The five-judge Supreme Court overturned the decisions of the lower courts, finding by majority that the Minister did not present evidence as to whether the man could be surrendered in a timely fashion by way of any practical alternative arrangements to travelling through Germany.

The Court’s decision was made with four judges in favour: Mr Justice Gerard Hogan, Ms Justice Elizabeth Dunne, Ms Justice Marie Baker and Mr Justice Peter Charleton, and one opposed: Mr Justice Woulfe.

In a judgment, with which three others concurred, Mr Justice Hogan noted that an “acute difficulty” arose due to the strict time limits mandated by the European arrest warrant process.

The “essential question” presented by the appeal, he said, was whether the cancellation of certain flights during the pandemic justified the postponement of Mr Sciuka’s surrender to Lithuania, having regard to humanitarian considerations under Article 23 of the Council Framework Decision of 2002.

The judge said domestic law providing for Article 23 states that a surrender “may exceptionally be temporarily postponed for serious humanitarian reasons”. Substantial grounds for believing the extradition would manifestly endanger the requested person’s life or health is given as an example of such reasons, according to the Act.

Mr Justice Hogan stressed that, although highly restricted, air travel between Ireland and continental Europe had not quite come to halt.

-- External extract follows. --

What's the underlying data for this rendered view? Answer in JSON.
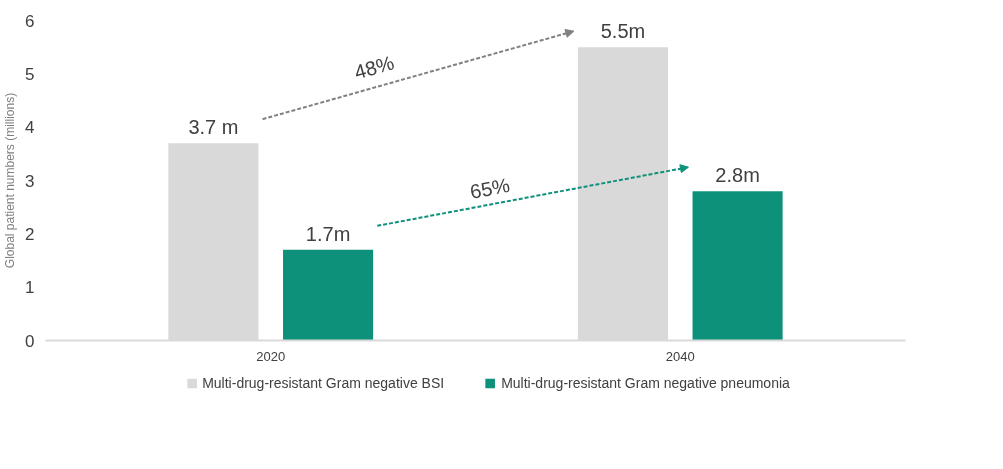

He said the cancellation of flights to Germany did not mean there were no other routes of transfer between Ireland and Lithuania.

If, upon inquiry, it was clear that transport to Lithuania was not feasible within the short time remaining, then the postponement of the surrender order “might well have been inevitable”, he said. However, the case did not require a decided view on this hypothesis.

In his dissenting judgment, Mr Justice Woulfe said he considers the cancellation of flights on the normal transit avenue for surrender from Ireland to Lithuania to be capable of amounting to humanitarian grounds within the 2003 Act. He found there was no evidence that Lithuanian officials would have been able to organise an alternative mode of surrender within the extremely tight timeframe.

He adopted the reasoning of the Court of Appeal, which had rejected Mr Sciuka’s appeal, that “humanitarian” need not apply personally to the proposed extraditee and can pertain to the saving of other human lives or alleviation of human suffering.